Nem sempre a crítica foi cruel com Cláudio. Na contracapa do romance Caldeirão, um elogio rasgado feito por Jorge Amado: “Para um velho romancista é sempre enorme alegria descobrir um novo colega de ofício. Sobretudo quando se trata de alguém senhor de indiscutível vocação servida por grande talento. Caldeirão é excelente. Trata de um assunto empolgante com a força e dignidade por ele exigidas. A narrativa é de primeira ordem e os diálogos magníficos.

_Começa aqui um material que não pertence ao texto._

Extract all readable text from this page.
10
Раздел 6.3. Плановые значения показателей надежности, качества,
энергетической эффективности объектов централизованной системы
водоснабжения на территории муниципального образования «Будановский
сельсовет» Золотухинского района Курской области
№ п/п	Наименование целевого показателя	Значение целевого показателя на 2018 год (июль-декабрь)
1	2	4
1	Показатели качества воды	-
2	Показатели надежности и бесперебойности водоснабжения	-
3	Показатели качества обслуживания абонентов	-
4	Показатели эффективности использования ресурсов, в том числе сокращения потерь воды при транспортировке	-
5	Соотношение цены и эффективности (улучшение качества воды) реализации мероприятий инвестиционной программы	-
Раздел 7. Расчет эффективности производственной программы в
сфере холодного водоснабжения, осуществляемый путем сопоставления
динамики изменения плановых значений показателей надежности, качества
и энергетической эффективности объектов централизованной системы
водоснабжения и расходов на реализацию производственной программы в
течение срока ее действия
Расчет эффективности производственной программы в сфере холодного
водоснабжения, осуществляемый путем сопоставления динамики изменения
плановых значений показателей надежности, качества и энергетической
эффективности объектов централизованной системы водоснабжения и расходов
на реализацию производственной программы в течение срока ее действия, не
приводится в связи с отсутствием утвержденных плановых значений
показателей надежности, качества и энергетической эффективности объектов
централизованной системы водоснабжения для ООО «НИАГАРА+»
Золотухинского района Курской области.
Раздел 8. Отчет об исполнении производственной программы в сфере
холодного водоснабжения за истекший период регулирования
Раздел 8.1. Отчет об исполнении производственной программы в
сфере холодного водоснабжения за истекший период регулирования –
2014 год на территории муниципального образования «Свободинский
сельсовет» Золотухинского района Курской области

As figuras parecem esculpidas de tão dramáticas, reais e transfiguradas. Ninguém vai mais esquecer o beato José Lourenço”. A primeira crítica assinada por ele veio com a análise do título O sentido social da Revolução Praieira (1967), do historiador Amaro Quintas.

Literatura

Para Cláudio Aguiar, a literatura em particular e a cultura brasileira em geral ainda sofrem - desde a Semana de 1922, marco do Modernismo - do que ele chama de “caráter de fragmentação”. “O Modernismo chegou com muito atraso e bairrismo. Mas Gilberto Freyre e, antes dele, Franklin Távora, com o Regionalismo, corrigiram essa falha fragmentária, que concentrou a cultura no eixo Rio-São Paulo”, critica, nomeando essa característica fragmentária das manifestações culturais brasileiras ressaltadas em determinados polos do país de ilha cultural. “É preciso tomar cuidado para não entender a literatura como reflexo de um lugar”, avisa.